You still may have problems because your soil may be well stocked with slug eggs. A few years ago, a U.S. Department of Agriculture scientist found that crabgrass contains a substance toxic to slugs. Since then, many backyard slug slayers have experimented with crabgrass cookies, which are made by mixing chopped, dried crabgrass leaves with corn bran, cornstarch and beer. The baits are then placed beneath plants, where the slugs eat them and die.

Another option is spraying coffee on plants that are plagued with slugs. Caffeine in any form — including a few No-Doz tablets mixed with water — is a slug neurotoxin that will kill these unwanted pests.

When you’re down to only a few slugs, you can fall back on the traditional organic control, which is to trap them with beer. Put an inch or so of any beer in a cup, bury it in the garden nearly to the rim, and collect your drowned slugs in the morning. Or, put some beer in plastic drink bottles and lay them on their sides in the garden. The slugs will crawl in and drown.
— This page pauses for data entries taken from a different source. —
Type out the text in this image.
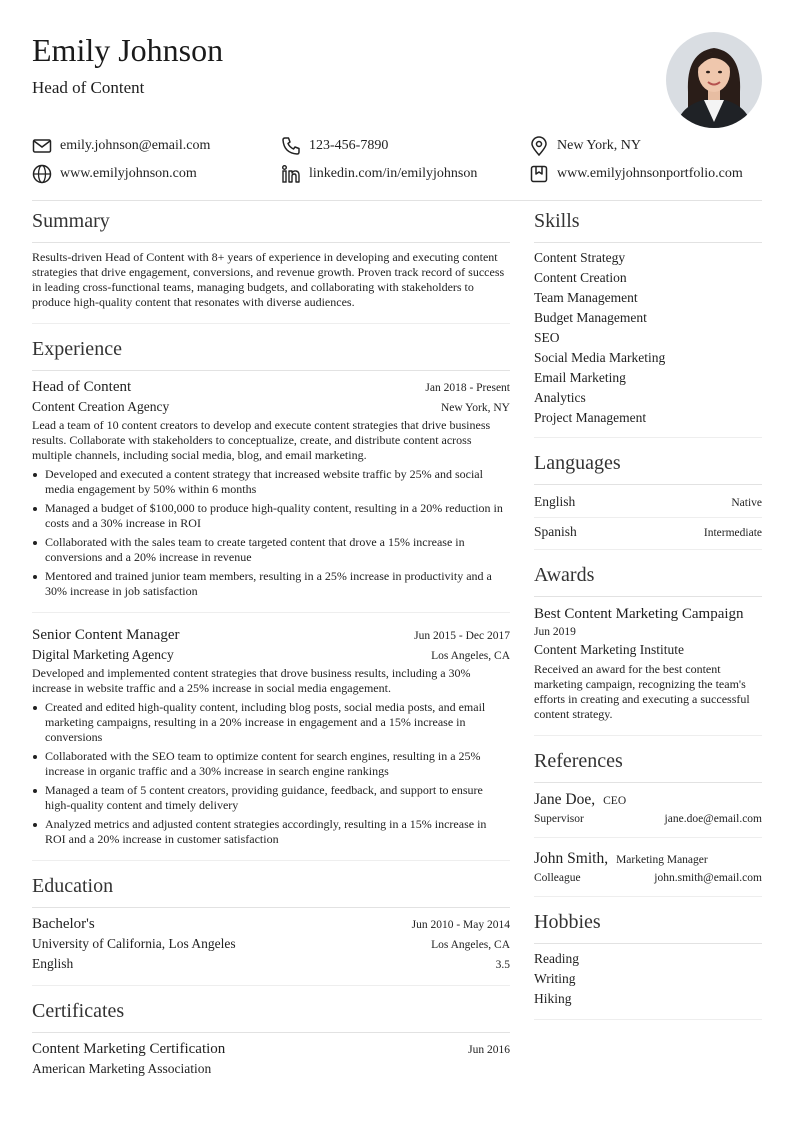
Emily Johnson
Head of Content
emily.johnson@email.com	123-456-7890	New York, NY
www.emilyjohnson.com	linkedin.com/in/emilyjohnson	www.emilyjohnsonportfolio.com
Summary
Results-driven Head of Content with 8+ years of experience in developing and executing content strategies that drive engagement, conversions, and revenue growth. Proven track record of success in leading cross-functional teams, managing budgets, and collaborating with stakeholders to produce high-quality content that resonates with diverse audiences.
Experience
Head of Content	Jan 2018 - Present
Content Creation Agency	New York, NY
Lead a team of 10 content creators to develop and execute content strategies that drive business results. Collaborate with stakeholders to conceptualize, create, and distribute content across multiple channels, including social media, blog, and email marketing.
Developed and executed a content strategy that increased website traffic by 25% and social media engagement by 50% within 6 months
Managed a budget of $100,000 to produce high-quality content, resulting in a 20% reduction in costs and a 30% increase in ROI
Collaborated with the sales team to create targeted content that drove a 15% increase in conversions and a 20% increase in revenue
Mentored and trained junior team members, resulting in a 25% increase in productivity and a 30% increase in job satisfaction
Senior Content Manager	Jun 2015 - Dec 2017
Digital Marketing Agency	Los Angeles, CA
Developed and implemented content strategies that drove business results, including a 30% increase in website traffic and a 25% increase in social media engagement.
Created and edited high-quality content, including blog posts, social media posts, and email marketing campaigns, resulting in a 20% increase in engagement and a 15% increase in conversions
Collaborated with the SEO team to optimize content for search engines, resulting in a 25% increase in organic traffic and a 30% increase in search engine rankings
Managed a team of 5 content creators, providing guidance, feedback, and support to ensure high-quality content and timely delivery
Analyzed metrics and adjusted content strategies accordingly, resulting in a 15% increase in ROI and a 20% increase in customer satisfaction
Education
Bachelor's	Jun 2010 - May 2014
University of California, Los Angeles	Los Angeles, CA
English	3.5
Certificates
Content Marketing Certification	Jun 2016
American Marketing Association
Skills
Content Strategy
Content Creation
Team Management
Budget Management
SEO
Social Media Marketing
Email Marketing
Analytics
Project Management
Languages
English	Native
Spanish	Intermediate
Awards
Best Content Marketing Campaign
Jun 2019
Content Marketing Institute
Received an award for the best content marketing campaign, recognizing the team's efforts in creating and executing a successful content strategy.
References
Jane Doe, CEO
Supervisor	jane.doe@email.com
John Smith, Marketing Manager
Colleague	john.smith@email.com
Hobbies
Reading
Writing
Hiking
Dump them out and start over again every few days.

— Barbara Pleasant, contributing editor

Comments

  • Elizabeth Reinagel 1/3/2009 3:59:41 PM

    I do not have an overabundance of slugs, but I do have a few prize plants that they like. I have for three years in a row found a totally organic, non-killing (I hate to kill anything)method for "repelling" slugs from these plants. I take a strip of tin foil, crunch it into a rope shape, and encircle the base of the plant with the coiled, crunched tin foil. The slugs will not cross the barrier. I do this very early in spring when the plant starts to shoot out of the ground. It keeps the slugs off and I can sleep at night. This winter I am brain-storming for a non-toxic way to repel aphids from my roses.

  • Bryan 12/31/2008 9:29:49 AM

    I use electric netting and a solar charger around the parts of the garden where the chickens are a problem. I don't notice that they eat "everything," but they do love ripe tomatoes and young corn plants, etc. So I move the electric netting to the part of the garden where it's needed in that particular season. I hope that's helpful.
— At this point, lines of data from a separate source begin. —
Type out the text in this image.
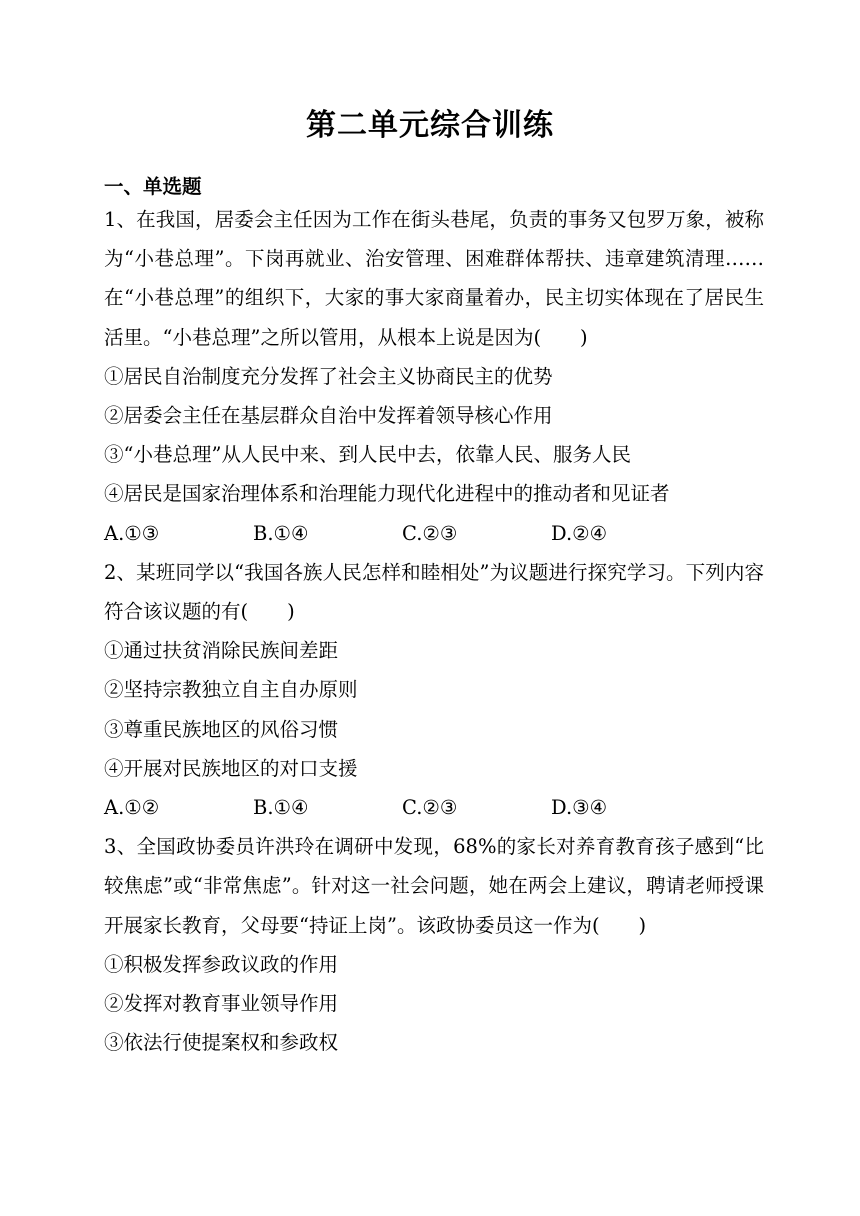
第二单元综合训练
一、单选题
1、在我国，居委会主任因为工作在街头巷尾，负责的事务又包罗万象，被称为“小巷总理”。下岗再就业、治安管理、困难群体帮扶、违章建筑清理……在“小巷总理”的组织下，大家的事大家商量着办，民主切实体现在了居民生活里。“小巷总理”之所以管用，从根本上说是因为(　　)
①居民自治制度充分发挥了社会主义协商民主的优势
②居委会主任在基层群众自治中发挥着领导核心作用
③“小巷总理”从人民中来、到人民中去，依靠人民、服务人民
④居民是国家治理体系和治理能力现代化进程中的推动者和见证者
A.①③	B.①④	C.②③	D.②④
2、某班同学以“我国各族人民怎样和睦相处”为议题进行探究学习。下列内容符合该议题的有(　　)
①通过扶贫消除民族间差距
②坚持宗教独立自主自办原则
③尊重民族地区的风俗习惯
④开展对民族地区的对口支援
A.①②	B.①④	C.②③	D.③④
3、全国政协委员许洪玲在调研中发现，68%的家长对养育教育孩子感到“比较焦虑”或“非常焦虑”。针对这一社会问题，她在两会上建议，聘请老师授课开展家长教育，父母要“持证上岗”。该政协委员这一作为(　　)
①积极发挥参政议政的作用
②发挥对教育事业领导作用
③依法行使提案权和参政权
  • Jaclyn 12/30/2008 5:10:05 PM

    The caffeine trick is very effective. I also have hens in the yard, but have to limit their access to the garden or they eat everything. How do you prevent your chickens from devouring the garden?

  • Eric Patnoe 8/19/2008 11:34:49 AM

    We have a chicken that runs around our garden all day and eats every insect it sees, including slugs.

  • ccm989 8/15/2008 9:37:24 AM

    I had a terrible slug problem last year with the shady hosta bed at the rear of my property. This spring, I raked up all the old mulch, composed that and put rings of DE (diatomaceous earth) around each endangered plant. I applied the DE twice so far and now that it is mid August, my hostas still look full and beautiful. Diatomaceous earth is fossilized animals that are pullerized into a powder form. Although it is organic don't breath it in! Also I used a DE specially made for gardens not swimming pools. Hope this info is helpful!

  • Bob Bellman 8/14/2008 7:55:37 PM

    I garden with lots of compost to build my poor soil and mulch to control weeds and water loss. I've always had slug problems and used beer plus hand picking to control. This year the slugs have been worse than normal and I found a reference to using pearlite to keep slugs away. I tried the pearlite, just scatter on the ground around the plants, and it has been very successful.